Now for my review of the book. Erik doesn't believe in ghosts until he sees an illusion in the mist at the lighthouse. The illusion touches him and says "I mean you no harm, Erik." That would be scary. How did this ghost know his name? Star had told the ghost Erik's name.Star can read mind dreams and she doesn't have a fear of talking to ghost. From there Erik and the twins, Star and Storm, go on a wild adventure to help these ghosts James Farhill (the blockade runner) Dixie (the ghost cat) and Bonnet (the pirate). I love ghost stories so this book was a great read. I enjoyed experiencing these ghosts through Erik's eyes. It was a wild ghostly adventure I would read again.

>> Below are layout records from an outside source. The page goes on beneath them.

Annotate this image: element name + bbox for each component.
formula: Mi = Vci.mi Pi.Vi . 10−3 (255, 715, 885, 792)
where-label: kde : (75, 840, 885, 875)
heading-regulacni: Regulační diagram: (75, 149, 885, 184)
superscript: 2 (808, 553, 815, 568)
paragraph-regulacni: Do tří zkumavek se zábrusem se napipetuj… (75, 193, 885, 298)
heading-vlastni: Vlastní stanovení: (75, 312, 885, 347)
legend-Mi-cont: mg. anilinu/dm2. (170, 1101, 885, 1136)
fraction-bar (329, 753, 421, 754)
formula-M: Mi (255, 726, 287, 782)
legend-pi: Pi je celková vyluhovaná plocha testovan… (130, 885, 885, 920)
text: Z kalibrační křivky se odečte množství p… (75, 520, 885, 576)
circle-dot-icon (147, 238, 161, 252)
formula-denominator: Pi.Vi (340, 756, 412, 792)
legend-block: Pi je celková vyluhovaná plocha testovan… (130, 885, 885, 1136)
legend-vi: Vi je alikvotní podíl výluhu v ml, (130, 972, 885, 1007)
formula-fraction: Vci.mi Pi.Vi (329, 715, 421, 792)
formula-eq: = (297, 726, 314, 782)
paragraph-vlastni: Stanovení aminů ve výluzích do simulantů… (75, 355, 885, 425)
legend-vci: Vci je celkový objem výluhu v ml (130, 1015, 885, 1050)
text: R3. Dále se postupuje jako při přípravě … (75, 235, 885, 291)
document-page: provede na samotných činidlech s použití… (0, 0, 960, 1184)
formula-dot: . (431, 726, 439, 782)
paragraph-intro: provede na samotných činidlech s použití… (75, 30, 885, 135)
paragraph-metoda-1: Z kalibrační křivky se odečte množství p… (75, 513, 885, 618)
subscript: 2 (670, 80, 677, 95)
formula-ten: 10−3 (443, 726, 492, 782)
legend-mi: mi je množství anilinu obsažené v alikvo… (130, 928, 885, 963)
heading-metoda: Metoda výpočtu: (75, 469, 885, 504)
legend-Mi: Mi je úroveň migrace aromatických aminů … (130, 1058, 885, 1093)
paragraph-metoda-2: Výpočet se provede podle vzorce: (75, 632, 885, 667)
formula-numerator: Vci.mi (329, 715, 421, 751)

  1. Thank you for hosting me today, Kay, and for your lovely review. I'm happy to answer questions or comments. Have a nice day.

    1. Thank you, Beverly for being my guest. I really enjoyed reading your book.

  2. Hi Beverly, sounds like a fun read. I love the title and the cover. Good luck with the sales.

  3. Thank you for stopping by, Lorrie, and for your kind words. :) Have a lovely day.

  4. Your comment having other story ideas swirling in your brain, but they will have to take their turn made me giggle. For some reason I have a ghost story in my head now. But my kind of ghost would be as sweet as Casper the Friendly Ghost, my favorite cartoon when I was a kid. I loved the questions and the clever answers. Best wishes, Beverly,

    1. Thanks, J. Q. Friendly ghosts are the best kind. I remember Casper too.

  5. Great interview! I love ghost stories.

  6. My family and I went on a ghost town tour this past summer. Not even one measly hair raised on the entire trip. Saw some beautiful and remote countryside though.

    Can't wait to read the book, Beverly. It is patiently waiting on my Kindle.

    1. A twilight ghost tour we took one time was so fascinating I decided to write a ghost story. This is my second one.

      I hope you enjoy the ghostly characters in my book, Kai, as well as the human ones.